Once described as “perhaps the longest, broadest, most sweeping piece of legislation in American history,” the USA PATRIOT Act reflected unified congressional
effort to combat terrorism by enhancing law enforcement agencies’ surveillance and investigative powers. Congress passed it with overwhelming support: 357–66 in the House and 98–1 in the Senate, but critics have challenged the unorthodox nature of its passage. It had little federal agency review, no public hearings, no committee markup, no Conference Committee Report, little floor debate, and almost no time for review of the final bill before Congress voted, imparting a legacy of controversy to the legislation.
Two of the Act’s core and most controversial provisions gave law enforcement agencies additional powers to monitor and intercept electronic communications that might relate to terrorist activities. This provision enhanced powers long available under the Foreign Intelligence Surveillance Act and the Electronic Communications Privacy Act. The new act permits electronic surveillance where a “significant purpose”—as opposed to the sole or primary purpose—is to gather foreign intelligence. Second, it permits “roving”surveillance of individuals, not limited to a single telephone or computer.

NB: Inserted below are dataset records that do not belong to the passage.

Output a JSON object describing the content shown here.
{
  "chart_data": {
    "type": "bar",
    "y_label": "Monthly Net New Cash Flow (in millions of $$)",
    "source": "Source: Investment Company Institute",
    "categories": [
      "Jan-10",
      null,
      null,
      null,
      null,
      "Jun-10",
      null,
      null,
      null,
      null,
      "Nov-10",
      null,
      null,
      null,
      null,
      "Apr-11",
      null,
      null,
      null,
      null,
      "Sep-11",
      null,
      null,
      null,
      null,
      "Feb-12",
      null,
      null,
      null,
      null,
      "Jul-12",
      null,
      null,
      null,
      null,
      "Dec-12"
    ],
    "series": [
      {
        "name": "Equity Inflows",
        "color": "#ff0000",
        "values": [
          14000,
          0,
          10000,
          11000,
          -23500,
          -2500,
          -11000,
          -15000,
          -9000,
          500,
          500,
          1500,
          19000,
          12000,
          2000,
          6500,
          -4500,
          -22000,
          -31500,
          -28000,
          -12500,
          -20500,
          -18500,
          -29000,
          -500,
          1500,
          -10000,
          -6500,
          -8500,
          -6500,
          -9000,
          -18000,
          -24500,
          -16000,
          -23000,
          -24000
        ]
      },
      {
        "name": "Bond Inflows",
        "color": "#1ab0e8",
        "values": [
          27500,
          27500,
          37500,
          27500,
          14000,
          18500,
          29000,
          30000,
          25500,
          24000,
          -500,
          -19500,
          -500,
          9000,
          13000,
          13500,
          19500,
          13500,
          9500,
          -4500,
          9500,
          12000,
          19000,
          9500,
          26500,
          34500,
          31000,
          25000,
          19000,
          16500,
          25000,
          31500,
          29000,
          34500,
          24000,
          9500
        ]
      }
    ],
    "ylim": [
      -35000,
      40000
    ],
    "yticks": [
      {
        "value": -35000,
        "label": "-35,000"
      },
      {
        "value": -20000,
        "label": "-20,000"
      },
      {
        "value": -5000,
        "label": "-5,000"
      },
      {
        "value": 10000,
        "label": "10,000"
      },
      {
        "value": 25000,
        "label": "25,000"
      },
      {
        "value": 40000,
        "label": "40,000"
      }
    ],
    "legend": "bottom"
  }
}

So as not to grant law enforcement officials a perpetual license to spy on whomever they wanted, the Act also included a four-year sunset stipulation. In 2005, Congress enacted the USA PATRIOT Improvement and Reauthorization Act, which made permanent most of the expiring provisions of the original act and adopted a new sunset date for the two most controversial sections. At time of press, the current expiration date for those sections was June 1, 2015. The debate over the Act is sure to persist as the nation continues to negotiate a balance between civil liberties and national security.